Besides relationship problems, other frequent causes of personal crises include deaths and illnesses of loved ones, and setbacks to one’s health, career, or financial security. Still other crises involve religion: lifelong believers in a faith may find themselves plagued by doubt, or (conversely) non-believers may find themselves drawn to a religion. But, shared among all of those types of crisis, whatever their cause, is the sense that something important about one’s current approach to life isn’t working, and that one has to find a new approach.
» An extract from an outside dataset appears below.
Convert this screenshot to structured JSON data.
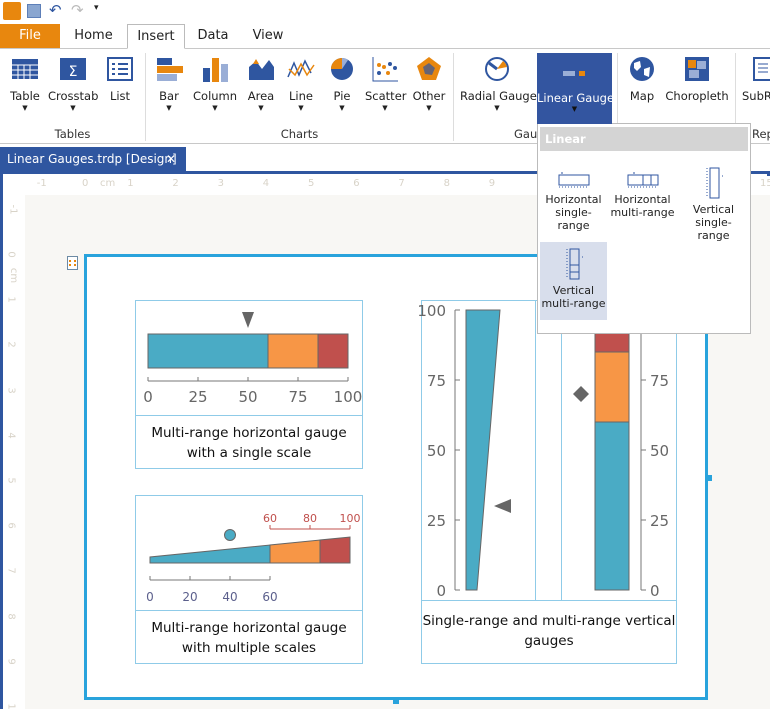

My own interest in personal crises, like that of many other people, stemmed initially from the crises that I’ve experienced myself or that I’ve seen befalling friends and relatives. For me, that familiar personal motive has been further stimulated by the career of my wife Marie, a clinical psychologist. During the first year of our marriage, Marie trained at a community mental health center, in which a clinic offered short-term psychotherapy for clients in crisis. Clients visited or phoned that clinic in a state of crisis, because they felt overwhelmed by a big challenge that they couldn’t solve by themselves. When the door opened or the phone rang at the clinic reception, and the next client walked in or began talking, the counselor didn’t know in advance what type of issue that particular person faced. But the counselor knew that that client, like all the previous clients, would be in a state of acute personal crisis, precipitated by their having acknowledged to themselves that their established ways of coping were no longer sufficient.